Police bosses were notified of the algorithmic discrimination in late 2024. The Home Office-commissioned NPL review concluded the system was had a higher probability to suggest false positives for images depicting women, Black people, and those aged 40 and under.
A Reversed Decision
In reaction, the national police leadership body mandated that the confidence threshold required for possible hits be raised to a level where the disparity was greatly diminished.

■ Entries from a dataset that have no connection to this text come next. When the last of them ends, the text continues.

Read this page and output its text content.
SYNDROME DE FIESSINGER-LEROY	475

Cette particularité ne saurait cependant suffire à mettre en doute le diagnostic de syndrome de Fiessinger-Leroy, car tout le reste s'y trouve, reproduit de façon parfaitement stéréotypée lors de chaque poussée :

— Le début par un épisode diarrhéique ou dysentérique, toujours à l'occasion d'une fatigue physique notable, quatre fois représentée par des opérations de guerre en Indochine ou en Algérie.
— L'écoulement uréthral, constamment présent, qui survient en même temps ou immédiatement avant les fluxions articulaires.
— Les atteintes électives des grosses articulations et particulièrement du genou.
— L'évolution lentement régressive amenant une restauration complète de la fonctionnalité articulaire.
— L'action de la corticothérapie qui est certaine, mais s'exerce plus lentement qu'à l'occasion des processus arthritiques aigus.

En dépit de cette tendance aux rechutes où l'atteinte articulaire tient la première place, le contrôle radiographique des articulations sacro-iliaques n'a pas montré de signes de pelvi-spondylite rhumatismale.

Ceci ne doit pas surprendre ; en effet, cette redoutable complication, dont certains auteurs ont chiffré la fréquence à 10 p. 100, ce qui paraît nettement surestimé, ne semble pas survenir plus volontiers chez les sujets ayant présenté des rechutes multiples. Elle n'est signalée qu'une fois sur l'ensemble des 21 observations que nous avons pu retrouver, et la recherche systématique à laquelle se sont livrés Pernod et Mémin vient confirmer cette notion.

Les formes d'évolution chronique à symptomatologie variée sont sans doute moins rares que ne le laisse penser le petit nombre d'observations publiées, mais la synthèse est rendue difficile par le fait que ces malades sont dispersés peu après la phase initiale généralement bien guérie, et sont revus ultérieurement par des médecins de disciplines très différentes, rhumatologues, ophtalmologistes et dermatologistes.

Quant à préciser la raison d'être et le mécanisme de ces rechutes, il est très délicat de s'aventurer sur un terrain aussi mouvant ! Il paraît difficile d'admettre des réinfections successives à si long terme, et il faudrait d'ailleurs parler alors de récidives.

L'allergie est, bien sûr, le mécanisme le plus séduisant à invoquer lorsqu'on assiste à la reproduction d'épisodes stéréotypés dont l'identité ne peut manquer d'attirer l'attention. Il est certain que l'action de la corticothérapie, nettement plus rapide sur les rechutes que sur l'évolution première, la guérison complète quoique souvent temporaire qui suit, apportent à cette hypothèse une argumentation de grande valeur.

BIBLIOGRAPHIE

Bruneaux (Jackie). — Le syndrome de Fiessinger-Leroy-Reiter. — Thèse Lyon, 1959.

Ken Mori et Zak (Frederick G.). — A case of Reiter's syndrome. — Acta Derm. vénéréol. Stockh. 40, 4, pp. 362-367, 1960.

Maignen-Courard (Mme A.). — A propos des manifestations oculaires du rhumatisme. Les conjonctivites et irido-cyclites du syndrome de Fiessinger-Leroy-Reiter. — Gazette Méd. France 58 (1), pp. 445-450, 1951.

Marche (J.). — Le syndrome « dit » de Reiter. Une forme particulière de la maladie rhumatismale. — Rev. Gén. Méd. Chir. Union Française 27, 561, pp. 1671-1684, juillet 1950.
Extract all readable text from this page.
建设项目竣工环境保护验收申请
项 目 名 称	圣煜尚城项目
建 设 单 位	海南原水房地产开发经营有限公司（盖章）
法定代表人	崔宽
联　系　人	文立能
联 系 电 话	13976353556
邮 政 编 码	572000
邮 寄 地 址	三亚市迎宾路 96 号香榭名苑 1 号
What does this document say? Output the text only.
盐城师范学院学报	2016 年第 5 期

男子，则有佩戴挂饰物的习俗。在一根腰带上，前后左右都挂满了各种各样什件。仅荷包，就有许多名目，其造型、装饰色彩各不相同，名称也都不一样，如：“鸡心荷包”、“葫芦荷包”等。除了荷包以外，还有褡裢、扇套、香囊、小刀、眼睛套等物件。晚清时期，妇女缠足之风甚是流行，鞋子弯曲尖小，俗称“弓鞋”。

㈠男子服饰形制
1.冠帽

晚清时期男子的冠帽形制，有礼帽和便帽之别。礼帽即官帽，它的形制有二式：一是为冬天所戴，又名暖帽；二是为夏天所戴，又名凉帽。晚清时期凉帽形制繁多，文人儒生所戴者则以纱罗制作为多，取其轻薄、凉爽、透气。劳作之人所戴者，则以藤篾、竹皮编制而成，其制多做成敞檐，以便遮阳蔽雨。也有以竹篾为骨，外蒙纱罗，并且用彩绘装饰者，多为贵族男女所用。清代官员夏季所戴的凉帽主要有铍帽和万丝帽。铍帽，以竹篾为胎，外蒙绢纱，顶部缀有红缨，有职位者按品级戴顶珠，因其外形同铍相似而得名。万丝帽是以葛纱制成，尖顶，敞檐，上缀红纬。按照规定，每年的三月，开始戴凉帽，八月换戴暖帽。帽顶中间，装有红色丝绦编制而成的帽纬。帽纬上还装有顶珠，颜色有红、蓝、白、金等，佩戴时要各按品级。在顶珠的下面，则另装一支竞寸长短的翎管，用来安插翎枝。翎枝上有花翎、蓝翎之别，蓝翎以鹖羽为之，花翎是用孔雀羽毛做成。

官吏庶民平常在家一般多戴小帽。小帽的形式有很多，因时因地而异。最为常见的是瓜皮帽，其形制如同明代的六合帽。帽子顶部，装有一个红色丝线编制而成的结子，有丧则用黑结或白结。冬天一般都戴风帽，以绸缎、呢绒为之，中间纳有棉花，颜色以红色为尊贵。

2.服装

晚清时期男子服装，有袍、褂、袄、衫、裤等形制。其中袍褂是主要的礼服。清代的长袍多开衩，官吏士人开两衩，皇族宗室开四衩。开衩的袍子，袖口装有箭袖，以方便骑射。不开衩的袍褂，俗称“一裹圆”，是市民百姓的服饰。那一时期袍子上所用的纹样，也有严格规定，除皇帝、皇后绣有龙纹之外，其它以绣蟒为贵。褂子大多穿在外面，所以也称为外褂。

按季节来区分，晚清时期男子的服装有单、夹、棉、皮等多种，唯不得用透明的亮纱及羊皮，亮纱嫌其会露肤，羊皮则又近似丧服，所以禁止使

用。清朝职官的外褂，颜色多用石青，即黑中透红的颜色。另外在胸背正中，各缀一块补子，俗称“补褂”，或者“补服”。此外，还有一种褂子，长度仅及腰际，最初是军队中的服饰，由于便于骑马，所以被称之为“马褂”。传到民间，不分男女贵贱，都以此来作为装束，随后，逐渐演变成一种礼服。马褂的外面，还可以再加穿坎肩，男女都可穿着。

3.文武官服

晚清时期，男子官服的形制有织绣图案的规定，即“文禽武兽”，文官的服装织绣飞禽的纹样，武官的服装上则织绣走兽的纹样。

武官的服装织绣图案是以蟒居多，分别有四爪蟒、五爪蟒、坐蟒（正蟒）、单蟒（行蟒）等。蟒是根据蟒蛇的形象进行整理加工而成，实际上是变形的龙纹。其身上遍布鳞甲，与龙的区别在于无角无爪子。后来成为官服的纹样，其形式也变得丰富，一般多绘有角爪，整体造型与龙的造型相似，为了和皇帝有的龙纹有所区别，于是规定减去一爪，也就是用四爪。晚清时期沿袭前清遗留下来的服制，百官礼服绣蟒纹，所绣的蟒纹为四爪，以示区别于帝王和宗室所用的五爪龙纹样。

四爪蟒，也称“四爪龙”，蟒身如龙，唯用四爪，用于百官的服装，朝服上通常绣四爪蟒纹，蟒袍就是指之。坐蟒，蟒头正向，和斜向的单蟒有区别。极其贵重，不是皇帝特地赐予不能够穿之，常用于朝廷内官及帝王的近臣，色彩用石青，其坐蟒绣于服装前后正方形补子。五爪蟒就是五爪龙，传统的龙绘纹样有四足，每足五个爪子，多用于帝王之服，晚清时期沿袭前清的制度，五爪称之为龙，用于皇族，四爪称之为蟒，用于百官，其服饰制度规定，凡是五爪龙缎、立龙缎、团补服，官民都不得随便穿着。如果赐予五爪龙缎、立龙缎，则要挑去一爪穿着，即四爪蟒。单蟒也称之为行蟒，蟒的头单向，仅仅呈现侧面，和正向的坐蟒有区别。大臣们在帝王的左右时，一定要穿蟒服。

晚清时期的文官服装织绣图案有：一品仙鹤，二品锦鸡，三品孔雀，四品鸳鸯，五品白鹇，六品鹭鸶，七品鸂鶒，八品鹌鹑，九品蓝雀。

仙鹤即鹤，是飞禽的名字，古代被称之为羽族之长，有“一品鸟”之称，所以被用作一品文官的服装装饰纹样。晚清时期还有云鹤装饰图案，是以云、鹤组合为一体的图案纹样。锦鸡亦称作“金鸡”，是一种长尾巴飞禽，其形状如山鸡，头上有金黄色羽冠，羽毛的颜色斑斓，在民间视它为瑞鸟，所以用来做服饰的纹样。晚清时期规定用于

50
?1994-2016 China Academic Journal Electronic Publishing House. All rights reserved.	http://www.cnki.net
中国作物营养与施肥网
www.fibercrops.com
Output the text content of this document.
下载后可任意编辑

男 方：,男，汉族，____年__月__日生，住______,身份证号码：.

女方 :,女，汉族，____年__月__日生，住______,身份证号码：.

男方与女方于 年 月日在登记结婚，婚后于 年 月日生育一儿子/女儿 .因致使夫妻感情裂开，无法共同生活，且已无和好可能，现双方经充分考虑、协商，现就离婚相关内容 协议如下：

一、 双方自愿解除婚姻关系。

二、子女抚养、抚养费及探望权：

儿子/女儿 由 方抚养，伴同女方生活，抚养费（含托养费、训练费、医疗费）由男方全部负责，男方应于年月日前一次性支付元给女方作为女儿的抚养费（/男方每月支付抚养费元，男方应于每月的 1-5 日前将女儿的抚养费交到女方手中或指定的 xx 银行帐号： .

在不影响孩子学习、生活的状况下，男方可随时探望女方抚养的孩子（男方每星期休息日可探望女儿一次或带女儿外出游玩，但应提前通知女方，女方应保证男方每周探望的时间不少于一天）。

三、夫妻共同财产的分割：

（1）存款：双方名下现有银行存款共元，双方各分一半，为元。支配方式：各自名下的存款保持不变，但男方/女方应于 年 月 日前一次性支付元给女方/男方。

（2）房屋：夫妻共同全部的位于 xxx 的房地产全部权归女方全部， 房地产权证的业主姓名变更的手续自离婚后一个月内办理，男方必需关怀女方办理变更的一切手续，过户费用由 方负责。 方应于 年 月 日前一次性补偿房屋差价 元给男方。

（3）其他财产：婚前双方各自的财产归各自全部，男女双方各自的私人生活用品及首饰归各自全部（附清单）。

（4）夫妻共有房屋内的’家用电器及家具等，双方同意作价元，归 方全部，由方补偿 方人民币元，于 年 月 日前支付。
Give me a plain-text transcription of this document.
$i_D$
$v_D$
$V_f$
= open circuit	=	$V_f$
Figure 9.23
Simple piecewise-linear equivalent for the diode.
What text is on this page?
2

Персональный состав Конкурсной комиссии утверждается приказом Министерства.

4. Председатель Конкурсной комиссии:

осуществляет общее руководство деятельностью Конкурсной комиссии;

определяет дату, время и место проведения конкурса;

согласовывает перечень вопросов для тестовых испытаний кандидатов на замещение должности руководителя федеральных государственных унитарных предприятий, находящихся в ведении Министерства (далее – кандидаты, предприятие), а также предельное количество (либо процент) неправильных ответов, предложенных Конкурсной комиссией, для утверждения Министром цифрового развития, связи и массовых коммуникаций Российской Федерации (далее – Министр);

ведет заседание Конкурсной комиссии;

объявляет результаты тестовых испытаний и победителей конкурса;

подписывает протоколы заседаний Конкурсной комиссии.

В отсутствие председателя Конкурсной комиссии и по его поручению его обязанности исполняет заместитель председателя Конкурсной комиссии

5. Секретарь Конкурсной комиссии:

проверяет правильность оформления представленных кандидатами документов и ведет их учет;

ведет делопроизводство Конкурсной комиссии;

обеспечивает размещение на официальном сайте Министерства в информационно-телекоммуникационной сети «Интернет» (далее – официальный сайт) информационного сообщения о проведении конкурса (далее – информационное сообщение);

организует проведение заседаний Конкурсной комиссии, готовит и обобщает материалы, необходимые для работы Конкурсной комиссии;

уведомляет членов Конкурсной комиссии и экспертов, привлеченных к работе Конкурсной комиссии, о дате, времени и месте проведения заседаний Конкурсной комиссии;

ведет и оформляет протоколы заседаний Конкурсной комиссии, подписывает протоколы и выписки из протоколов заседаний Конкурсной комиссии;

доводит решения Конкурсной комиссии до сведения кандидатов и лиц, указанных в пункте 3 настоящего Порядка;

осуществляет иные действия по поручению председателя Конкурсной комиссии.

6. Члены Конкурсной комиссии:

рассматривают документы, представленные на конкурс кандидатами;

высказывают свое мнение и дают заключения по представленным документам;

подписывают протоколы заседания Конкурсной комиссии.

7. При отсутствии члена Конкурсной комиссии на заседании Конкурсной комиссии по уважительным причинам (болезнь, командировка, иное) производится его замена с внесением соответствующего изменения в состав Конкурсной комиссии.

However, this decision was reversed the next month after forces complained that the adjusted system was producing fewer “investigative leads”. Internal records indicate the higher threshold cut the proportion of searches resulting in possible identifications from 56% to a mere under 15%.
Profound Inequalities
Although the authorities declined to specify what setting is now in operation, the recent NPL study found the system could produce incorrect matches for Black women nearly a hundred times more often than for white women at certain settings.
The ministry commented on these findings: “The testing found that in a specific scenarios the algorithm is has a greater tendency to wrongly flag some population segments in its search results.”
Operational Effectiveness vs. Bias
Describing the effect of the brief increase to the system's accuracy setting, the police records state: “This adjustment significantly reduces the impact of discrimination across legally safeguarded attributes of ethnicity, age and sex but had a significant negative impact on operational effectiveness”. The papers further note that forces argued that “a once effective tactic returned outcomes of limited benefit”.
Wider Implementation Proposals
Meanwhile, the government has launched a ten-week public review on its proposals to expand the use of biometric scanning systems. Policing minister the relevant minister has labeled the technology as the “most significant advance since DNA matching”.
Criticism from Advisors and Monitors
Abimbola Johnson, head of the independent scrutiny and oversight board for the national policing equality strategy, said: “We observed very little discussion through equality strategy sessions of the facial recognition rollout even with clear relevance with the plan’s concerns.
“These revelations show once again that the anti-racism commitments the police has undertaken via the equality initiative are failing to be integrated into wider practice. Independent assessments have cautioned that new technologies are being implemented in a context where racial disparities, weak scrutiny and faulty information gathering continue to exist.
“All deployment of facial recognition must meet rigorous official guidelines, be independently scrutinised, and demonstrate it diminishes rather than exacerbates racial disparity.”
Official Statement
A government representative stated: “We treat the findings of the report seriously and we have implemented changes. A new algorithm has been externally evaluated and acquired, which has demonstrated no measurable discrimination. It will be trialled in the coming months and will be subject to evaluation.
“Our priority is protecting the public. This revolutionary tool will support police to put criminals and rapists behind bars. There is officer review in each stage of the process and no arrest or charge would be pursued without specialist personnel carefully reviewing the results.”